Steelers are hoping to mirror Eagles' full-bore, no-huddle offense
Ben Roethlisberger can't wait to see how the Steelers' no-huddle offense operates road Thursday night in Philadelphia.
He probably will be paying attention to the Eagles, too, because no NFL team is more at home in the no-huddle than coach Chip Kelly's team.
Partly because of Kelly's determination to bring a frenetic pace to the NFL — and also because of the Steelers — the percentage of no-huddle plays in the league nearly doubled from 6.6 percent in 2012 to 12.2 percent last year.
That number is likely to increase this year with teams such as the Browns, Chargers and, yes, the Steelers further embracing the no-huddle. Browns coach Mike Pettine calls it the future of the league.
“It's big for us,” wide receiver Antonio Brown said. “(It's) going to be a key for us this year to get things going fast and catch defenses off-balance and let Ben pick and read his reads, and it gives us the opportunity to play fast.”
Even if not as fast as the Eagles, who ran the no-huddle on 68 percent of their plays last season. Only the Broncos (48 percent) also used it on about half their plays.

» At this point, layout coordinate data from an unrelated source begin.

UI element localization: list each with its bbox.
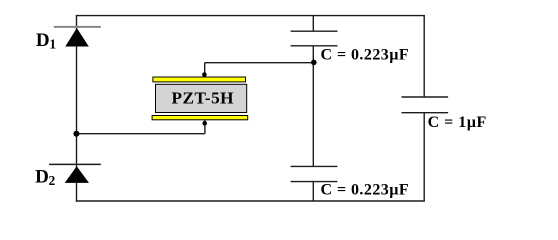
svg-text:D: D (36, 30, 50, 51)
svg-text:2: 2 (49, 173, 56, 188)
svg-text:PZT-5H: PZT-5H (172, 88, 235, 107)
svg-text:D: D (35, 167, 49, 188)
svg-text:1: 1 (49, 37, 56, 52)
svg-text:C = 0.223µF: C = 0.223µF (321, 47, 410, 64)
svg-text:C = 0.223µF: C = 0.223µF (321, 182, 410, 199)
svg-text:C = 1µF: C = 1µF (428, 114, 487, 131)
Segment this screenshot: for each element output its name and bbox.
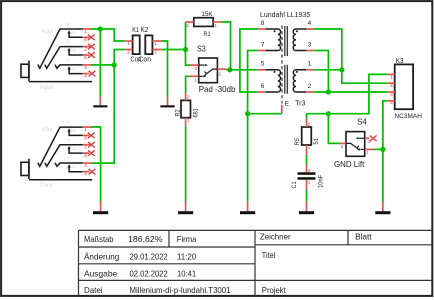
svg-text:1: 1 [308,145,311,150]
svg-text:2: 2 [127,49,130,54]
svg-text:15K: 15K [201,11,213,18]
node chassis junction [380,147,385,152]
svg-text:Lundahl LL1935: Lundahl LL1935 [260,12,310,19]
svg-text:1: 1 [366,150,369,155]
svg-text:R5: R5 [295,137,301,145]
svg-text:R: R [67,138,70,143]
svg-text:Titel: Titel [262,250,276,260]
wire Tr3.3 down to Tr3.2 net [314,51,328,93]
node secondary cold junction [326,89,331,94]
svg-text:2: 2 [154,49,157,54]
svg-text:T: T [67,156,70,161]
svg-text:Millenium-di-p-lundahl.T3001: Millenium-di-p-lundahl.T3001 [130,285,231,295]
svg-text:29.01.2022: 29.01.2022 [130,252,169,262]
svg-text:1: 1 [390,74,393,79]
svg-text:6: 6 [84,135,87,140]
ground (chassis) [375,202,390,215]
svg-text:3: 3 [390,92,393,97]
no-connect marks K5a pins 6,2,5,4 [88,133,96,175]
wire S3.1 to R2.2 [186,76,190,93]
svg-text:K2: K2 [141,27,149,34]
node secondary hot junction [339,67,344,72]
svg-text:4: 4 [390,101,393,106]
svg-text:T: T [67,58,70,63]
svg-text:SN: SN [70,30,76,35]
svg-text:K5a: K5a [42,128,53,134]
svg-text:S3: S3 [197,45,206,54]
svg-text:2: 2 [308,122,311,127]
wire R5.2 stub top [306,114,308,119]
svg-text:S4: S4 [357,118,367,127]
ground (thru sleeve) [93,202,108,215]
wire XLR-pin1 bus [307,74,388,113]
wire K5a.1 to ground [91,127,101,202]
svg-text:186,62%: 186,62% [128,234,163,244]
svg-text:4: 4 [84,172,87,177]
connector K1 [125,27,142,64]
node tip junction [112,62,117,67]
svg-text:E: E [285,101,290,108]
wire K1.2 to tip net [114,50,124,65]
svg-text:1: 1 [308,179,311,184]
svg-text:C1: C1 [292,181,298,189]
svg-text:Input: Input [40,85,54,91]
svg-text:Änderung: Änderung [84,252,120,262]
svg-text:1: 1 [154,41,157,46]
ground (C1) [299,202,314,215]
svg-text:2: 2 [84,47,87,52]
resistor R2 681 [175,93,199,126]
wire Tr3.4 to K3.2 [314,29,387,83]
svg-text:NC3MAH: NC3MAH [394,113,422,120]
svg-text:S: S [67,120,70,125]
ground (R2) [178,202,193,215]
svg-text:2: 2 [218,72,221,77]
wire Tr3.8 to Tr3.6 [240,29,258,92]
wire Tr3.1 joins [314,69,342,71]
svg-text:7: 7 [261,41,265,48]
ground (Tr3.7) [240,202,255,215]
transformer Tr3 Lundahl LL1935 [258,12,315,114]
wire S4.1 to chassis net [373,148,383,150]
svg-text:RN: RN [70,146,76,151]
wire shield branch to E pin [248,113,282,115]
wire R5.1 to C1.2 [306,155,308,165]
svg-text:Firma: Firma [177,234,197,244]
wire R1.2 / S3.3 vertical [186,22,191,65]
svg-text:6: 6 [84,37,87,42]
svg-text:K3: K3 [396,58,404,65]
node sleeve junction [98,26,103,31]
svg-text:S: S [67,22,70,27]
svg-text:Thru: Thru [40,183,52,189]
svg-text:3: 3 [84,65,87,70]
svg-text:RN: RN [70,48,76,53]
svg-text:3: 3 [84,163,87,168]
svg-text:TN: TN [70,66,76,71]
wire R1.1 down to pad output net [222,22,231,70]
svg-text:4: 4 [308,20,312,27]
no-connect marks K4a pins 6,2,5,4 [88,35,96,77]
wire K2.2 to pad input net [162,49,186,51]
svg-text:2: 2 [390,83,393,88]
wire Tr3.2 to K3.3 [314,91,387,93]
svg-text:1: 1 [84,29,87,34]
ground (input sleeve) [93,97,107,108]
svg-text:5: 5 [84,153,87,158]
svg-text:02.02.2022: 02.02.2022 [130,269,169,279]
node shield branch [245,111,250,116]
svg-text:K1: K1 [132,27,139,34]
svg-text:1: 1 [214,23,217,28]
capacitor C1 10nF [292,165,324,190]
wire tip net down to K5a.3 [91,65,114,163]
svg-text:1: 1 [308,61,312,68]
wire R2.1 to ground [185,126,187,202]
svg-text:10:41: 10:41 [177,269,197,279]
wire K4a.1 sleeve net to K1.1 [91,29,125,41]
title block table [79,230,433,296]
svg-text:2: 2 [308,168,311,173]
switch S3 Pad -30db [190,45,236,95]
switch S4 GND Lift [334,118,373,170]
svg-text:Blatt: Blatt [355,232,372,242]
svg-text:11:20: 11:20 [177,252,197,262]
wire chassis net K3.4 to ground [383,101,387,202]
wire K4a.3 tip net [91,64,114,66]
svg-text:1: 1 [194,77,197,82]
svg-text:2: 2 [308,83,312,90]
svg-text:5: 5 [84,55,87,60]
connector K5a (jack socket, Thru) [21,120,92,189]
svg-text:1: 1 [127,41,130,46]
svg-text:51: 51 [314,137,320,144]
svg-text:681: 681 [194,108,200,118]
svg-text:5: 5 [261,61,265,68]
svg-text:Maßstab: Maßstab [84,234,114,244]
svg-text:10nF: 10nF [318,174,324,187]
resistor R1 15K [186,11,222,38]
no-connect mark S4.3 [370,136,377,142]
svg-text:R1: R1 [204,31,211,38]
svg-text:2: 2 [341,144,344,149]
svg-text:Datei: Datei [84,285,103,295]
svg-text:Pad -30db: Pad -30db [199,85,236,94]
svg-text:Zeichner: Zeichner [260,232,291,242]
svg-text:1: 1 [187,117,190,122]
svg-text:R2: R2 [175,109,181,116]
svg-text:2: 2 [187,94,190,99]
svg-text:3: 3 [308,41,312,48]
svg-text:8: 8 [261,20,265,27]
wire Tr3.7 down [248,51,258,202]
ground (K2.1) [160,97,174,108]
svg-text:Projekt: Projekt [262,285,287,295]
svg-text:2: 2 [186,23,189,28]
node pad input junction [183,47,188,52]
wire S3.2 to Tr3.5 [227,69,258,71]
node bus to S4 branch [326,111,331,116]
svg-text:R: R [67,40,70,45]
svg-text:6: 6 [261,83,265,90]
wire K2.1 to ground [162,41,168,97]
connector K3 NC3MAH (XLR) [387,58,422,120]
connector K4a (jack socket, Input) [21,22,92,91]
wire bus to S4.2 [328,114,340,144]
svg-text:2: 2 [84,145,87,150]
svg-text:TN: TN [70,164,76,169]
wire C1.1 to ground [306,190,308,202]
svg-text:SN: SN [70,128,76,133]
svg-text:Con: Con [138,57,151,64]
svg-text:Ausgabe: Ausgabe [84,269,118,279]
wire sleeve to ground [99,29,101,97]
svg-text:K4a: K4a [42,30,53,36]
svg-text:4: 4 [84,74,87,79]
svg-text:1: 1 [84,127,87,132]
node pad output junction [227,67,232,72]
svg-text:3: 3 [194,66,197,71]
svg-text:GND Lift: GND Lift [334,160,365,169]
connector K2 [138,27,162,64]
svg-text:Tr3: Tr3 [295,101,305,108]
resistor R5 51 [295,119,320,155]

But here's the surprise: While all the talk is how the no-huddle is about to become a focal point of the Steelers' offense, that transformation actually took place last season.
After running the no-huddle only 6.5 percent of the time while they started 0-4, the Steelers increased that to about 25 percent the rest of the season. Except for the Eagles and Broncos, only the Baltimore Ravens, Buffalo Bills and Chargers ran the no-huddle more last season than the Steelers.
Roethlisberger's passing attempts out of the shotgun also jumped dramatically, from 262 in 2012 to 441.
Now, after further refining the no-huddle during an offseason in which the Steelers worked on it far more than previous springs, Roethlisberger said it's close to becoming a base offense.
“We practice it all the time,” center Maurkice Pouncey said. “When we're in the no-huddle, guys are locked in and communicating at a high level. It's been very, very good for us, and we've got to keep building on it.”
Versus the Bills on Saturday, Roethlisberger and the starters produced 13 points and 210 yards out of the no-huddle in about 11⁄2 quarters.
The no-huddle not only allows the offense to push the pace, minimize defensive substitutions and keep a rhythm going, it also gives the offense more plays to work with. The Patriots average 6-7 more snaps per game than they did 10 years ago.
Not everybody in the NFL is a convert. The Super Bowl-winning Seahawks ran only 12 no-huddle plays last season.
Steelers running back LeGarrette Blount played for Kelly at Oregon, and he's not surprised the system is dynamically reshaping how the NFL plays.
“If he's got it rolling, he's not going to stop,” Blount said. “He's going to keep on letting his offense play.
“He gave Shady McCoy a career high in rushing last year, Nick Foles only threw two picks, DeSean Jackson had his best year. The offense, that's what it does for you.”
Outside linebacker Jarvis Jones and the rest of the defensive starters figure to play at least a half against Kelly's no-huddle, which produced 63 points in the Eagles' first two preseason games.
“They run a lot of plays. They get a lot of plays in,” Jones said. “They're snapping the ball, so you can see the referee just running out of the film and (already) the ball's coming out.
“They tried to draw up rules in college football to slow them, with (Alabama) coach (Nick) Saban and everything, and it didn't happen, so coach Chip brought it straight to the NFL.”
Now Todd Haley and Roethlisberger are bringing it to Pittsburgh, and it's quite unlike any offense the Steelers have seen before.